I have always been intrigued by the Daylesford brand and have intended on paying them a visit for quite some time. Last weekend, I found the perfect excuse as they were holding their annual Harvest Festival. It was a lovely day out and although the day began a little gloomy, the sun shone on Daylesford.
Without doubt, Daylesford is marketed towards a certain type of person; its shops and ethos have been criticised for being elitist but I found it quite lovely. It is like entering a magical world where nothing is wrong, almost like Marie-Antoinette’s Petit Trianon with its pre-wiped hen’s eggs for collection and its beribboned lambs. Daylesford is geared towards those to aspire to the country life. Everything is exceptional quality and the prices reflect this, however they also reflect the ‘behind the scenes’ effort which goes into the food, products and service offered by Daylesford.
Owned by Lady Bamford of JCB fame, and located on the Gloucestershire, Oxfordshire border between Stow-on-the-Wold and Moreton-in-Marsh , in the heart of the Cotswolds, it is one of the most sustainable working farms in the country. Fully organic, Daylesford comprises the working farm, holiday cottages, cookery school, original farm shop, restaurant, cafe, lifestyle shops, spa and nursery. The Daylesford branding is everywhere, which is strangely comforting and provides effortless continuity. Granted, some of the prices (especially in the clothing department) were eye-watering for mere mortals but the food hall was an absolute delight. I was extremely impressed by the chilled cheese room which offers dozens of cheeses including their own Single Gloucester, Double Gloucester, Blue and a Camembert-style cheese, all of which were excellent. The butchery and fish counters were impeccably presented and offered a rich variety of produce, predominantly from the farm (although of course not the fish!)

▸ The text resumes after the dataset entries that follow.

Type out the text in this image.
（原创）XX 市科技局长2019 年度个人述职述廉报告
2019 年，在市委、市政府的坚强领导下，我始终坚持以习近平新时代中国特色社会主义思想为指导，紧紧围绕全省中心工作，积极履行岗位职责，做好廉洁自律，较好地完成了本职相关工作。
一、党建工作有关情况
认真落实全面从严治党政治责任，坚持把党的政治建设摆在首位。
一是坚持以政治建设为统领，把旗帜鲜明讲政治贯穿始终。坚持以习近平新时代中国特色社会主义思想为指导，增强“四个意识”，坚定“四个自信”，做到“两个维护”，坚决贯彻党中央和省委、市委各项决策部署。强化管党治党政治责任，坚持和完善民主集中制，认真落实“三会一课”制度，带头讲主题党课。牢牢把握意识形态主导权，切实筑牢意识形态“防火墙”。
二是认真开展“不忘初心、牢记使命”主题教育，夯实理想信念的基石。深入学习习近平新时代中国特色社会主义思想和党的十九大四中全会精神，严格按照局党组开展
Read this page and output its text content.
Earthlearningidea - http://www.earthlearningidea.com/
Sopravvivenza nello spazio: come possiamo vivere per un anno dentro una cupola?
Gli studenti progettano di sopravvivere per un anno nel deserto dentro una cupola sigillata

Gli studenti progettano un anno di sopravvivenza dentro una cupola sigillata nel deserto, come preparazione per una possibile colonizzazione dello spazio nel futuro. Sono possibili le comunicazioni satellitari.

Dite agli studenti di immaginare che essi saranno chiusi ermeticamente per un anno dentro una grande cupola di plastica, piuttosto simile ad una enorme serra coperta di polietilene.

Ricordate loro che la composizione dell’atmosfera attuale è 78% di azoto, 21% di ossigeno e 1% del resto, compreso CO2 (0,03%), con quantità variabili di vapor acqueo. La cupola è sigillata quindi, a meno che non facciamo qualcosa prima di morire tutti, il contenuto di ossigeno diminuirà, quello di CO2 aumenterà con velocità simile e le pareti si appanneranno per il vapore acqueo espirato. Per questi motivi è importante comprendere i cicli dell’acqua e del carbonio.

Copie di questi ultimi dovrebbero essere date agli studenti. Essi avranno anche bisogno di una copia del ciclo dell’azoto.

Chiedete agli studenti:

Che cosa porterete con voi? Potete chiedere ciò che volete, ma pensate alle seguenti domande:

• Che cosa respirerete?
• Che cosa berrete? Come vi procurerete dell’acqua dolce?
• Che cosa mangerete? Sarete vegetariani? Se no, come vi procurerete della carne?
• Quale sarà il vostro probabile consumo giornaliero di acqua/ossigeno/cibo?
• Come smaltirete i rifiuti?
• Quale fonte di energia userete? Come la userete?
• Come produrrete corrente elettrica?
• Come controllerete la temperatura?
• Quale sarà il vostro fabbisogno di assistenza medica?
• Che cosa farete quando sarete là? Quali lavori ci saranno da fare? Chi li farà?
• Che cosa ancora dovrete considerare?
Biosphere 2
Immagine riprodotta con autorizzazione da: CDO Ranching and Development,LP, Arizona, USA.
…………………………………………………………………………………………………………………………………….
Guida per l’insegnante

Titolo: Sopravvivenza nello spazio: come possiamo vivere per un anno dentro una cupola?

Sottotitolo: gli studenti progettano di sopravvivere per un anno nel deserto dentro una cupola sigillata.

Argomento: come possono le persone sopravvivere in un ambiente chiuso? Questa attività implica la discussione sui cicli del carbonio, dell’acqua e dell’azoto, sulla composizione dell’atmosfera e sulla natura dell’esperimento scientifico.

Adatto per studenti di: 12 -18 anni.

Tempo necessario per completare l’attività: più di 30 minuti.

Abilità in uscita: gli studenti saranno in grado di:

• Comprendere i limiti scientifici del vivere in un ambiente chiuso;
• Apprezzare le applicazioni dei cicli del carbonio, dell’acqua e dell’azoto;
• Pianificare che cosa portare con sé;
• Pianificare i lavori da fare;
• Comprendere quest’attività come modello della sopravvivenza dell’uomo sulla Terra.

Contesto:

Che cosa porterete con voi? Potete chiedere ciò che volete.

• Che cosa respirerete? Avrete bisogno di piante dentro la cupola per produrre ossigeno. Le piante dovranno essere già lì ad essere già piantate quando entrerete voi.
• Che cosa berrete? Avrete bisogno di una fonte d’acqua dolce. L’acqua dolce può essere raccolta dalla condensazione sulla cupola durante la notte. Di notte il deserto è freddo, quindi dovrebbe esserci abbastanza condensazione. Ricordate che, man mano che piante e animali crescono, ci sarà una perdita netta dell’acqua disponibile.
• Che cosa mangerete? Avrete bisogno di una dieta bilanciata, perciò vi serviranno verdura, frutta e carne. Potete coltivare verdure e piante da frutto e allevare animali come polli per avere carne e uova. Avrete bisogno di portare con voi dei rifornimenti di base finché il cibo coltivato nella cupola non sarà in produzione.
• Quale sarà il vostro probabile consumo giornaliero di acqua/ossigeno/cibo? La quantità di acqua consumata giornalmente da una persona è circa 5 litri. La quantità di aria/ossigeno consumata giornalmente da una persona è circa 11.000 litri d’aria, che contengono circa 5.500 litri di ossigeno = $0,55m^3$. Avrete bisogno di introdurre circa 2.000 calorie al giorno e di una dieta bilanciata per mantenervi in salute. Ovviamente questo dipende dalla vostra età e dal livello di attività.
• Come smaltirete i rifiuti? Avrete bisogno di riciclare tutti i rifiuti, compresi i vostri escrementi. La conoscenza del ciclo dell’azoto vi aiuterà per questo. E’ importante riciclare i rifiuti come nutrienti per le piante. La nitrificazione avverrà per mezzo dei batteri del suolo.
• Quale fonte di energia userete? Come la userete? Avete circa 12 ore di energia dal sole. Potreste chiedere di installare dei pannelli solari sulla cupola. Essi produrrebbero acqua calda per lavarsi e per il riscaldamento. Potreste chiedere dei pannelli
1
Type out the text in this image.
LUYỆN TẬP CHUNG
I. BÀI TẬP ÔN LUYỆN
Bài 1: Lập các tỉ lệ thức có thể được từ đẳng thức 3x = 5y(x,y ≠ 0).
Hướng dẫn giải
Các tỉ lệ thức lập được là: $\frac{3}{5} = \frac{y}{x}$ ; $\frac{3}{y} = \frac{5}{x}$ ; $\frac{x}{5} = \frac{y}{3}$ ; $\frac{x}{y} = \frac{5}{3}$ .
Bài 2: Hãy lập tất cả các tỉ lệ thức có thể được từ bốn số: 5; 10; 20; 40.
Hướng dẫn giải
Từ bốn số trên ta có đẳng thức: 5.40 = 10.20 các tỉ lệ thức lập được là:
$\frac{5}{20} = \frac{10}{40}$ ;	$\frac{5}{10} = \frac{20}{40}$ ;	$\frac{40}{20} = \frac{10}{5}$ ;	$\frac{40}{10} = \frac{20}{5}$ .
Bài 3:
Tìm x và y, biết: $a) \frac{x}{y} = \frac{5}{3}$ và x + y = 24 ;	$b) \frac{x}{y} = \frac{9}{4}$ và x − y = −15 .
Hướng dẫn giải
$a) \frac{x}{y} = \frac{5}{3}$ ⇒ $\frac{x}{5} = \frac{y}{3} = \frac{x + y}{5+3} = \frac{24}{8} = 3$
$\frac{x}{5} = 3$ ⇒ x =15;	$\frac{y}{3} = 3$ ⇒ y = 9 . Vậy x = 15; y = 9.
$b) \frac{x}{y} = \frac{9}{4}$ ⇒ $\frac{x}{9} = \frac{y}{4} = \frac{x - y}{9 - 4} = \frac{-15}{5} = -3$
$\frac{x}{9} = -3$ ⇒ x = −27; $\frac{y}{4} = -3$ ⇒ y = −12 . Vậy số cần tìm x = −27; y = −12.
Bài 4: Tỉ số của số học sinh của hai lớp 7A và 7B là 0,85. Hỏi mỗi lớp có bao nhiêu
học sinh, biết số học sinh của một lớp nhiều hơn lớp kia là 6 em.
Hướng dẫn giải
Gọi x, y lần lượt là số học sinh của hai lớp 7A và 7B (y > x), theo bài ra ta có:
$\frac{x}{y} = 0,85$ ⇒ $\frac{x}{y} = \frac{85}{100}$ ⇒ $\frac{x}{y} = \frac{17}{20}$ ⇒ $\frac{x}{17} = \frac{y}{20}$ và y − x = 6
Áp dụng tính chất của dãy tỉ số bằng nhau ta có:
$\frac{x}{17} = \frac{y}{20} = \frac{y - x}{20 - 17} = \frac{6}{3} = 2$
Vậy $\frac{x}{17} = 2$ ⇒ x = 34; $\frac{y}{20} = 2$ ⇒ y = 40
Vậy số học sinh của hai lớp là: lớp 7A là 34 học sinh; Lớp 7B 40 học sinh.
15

It being an open day, we enjoyed visiting the animals and learning about the different rare and historic breeds which make up the Daylesford livestock. There were sheepdog trials, cray-fish catching, donkey patting….everything shouted ‘true country living’ (although quite a number of their clientele had driven up from Town and were a little under equipped for the muddy fields!).
I have to say, Daylesford is ‘well done’, its sister shops in London are stocked with the same superior quality ingredients as the Farm Shop and everything feels fresh and good for you (even the cakes). I didn’t dine in the restaurant as it was extremely full (although I full intend to return soon) but took the opportunity to indulge in a ‘smart’ takeaway – their wood-fired oven was offering glistening mozzarella and salami covered organic pizzas which looked delicious, however we chose the slow-cooked pulled beef with ‘slaw in an organic roll. Eaten in the sunshine with a cold bottle of their own cider it was idyllic, although extremely busy. The day finished with the purchase of a few delicious pastries, made in the on-site bakery; and a bag full of sumptuous cheeses, organic milk and a rather super organic mint jelly.
Daylesford should be billed as an experience; I’d recommend a weekend away in one of their beautiful holiday cottages (which form the bulk of the original farmhouse) – you’re but a few steps away from a delicious breakfast, lunch or dinner – indulge in a treatment in the spa, sip a coffee on the Cotswold stone terrace or sign up to a masterclass or day course at the cookery school. There is a lot to do but do go with very full pockets, you may need to book up almost a year in advance due to the popularity of the holiday accommodation. All in all, it’s a place to forget about the world, forget about the credit card bill and just indulge.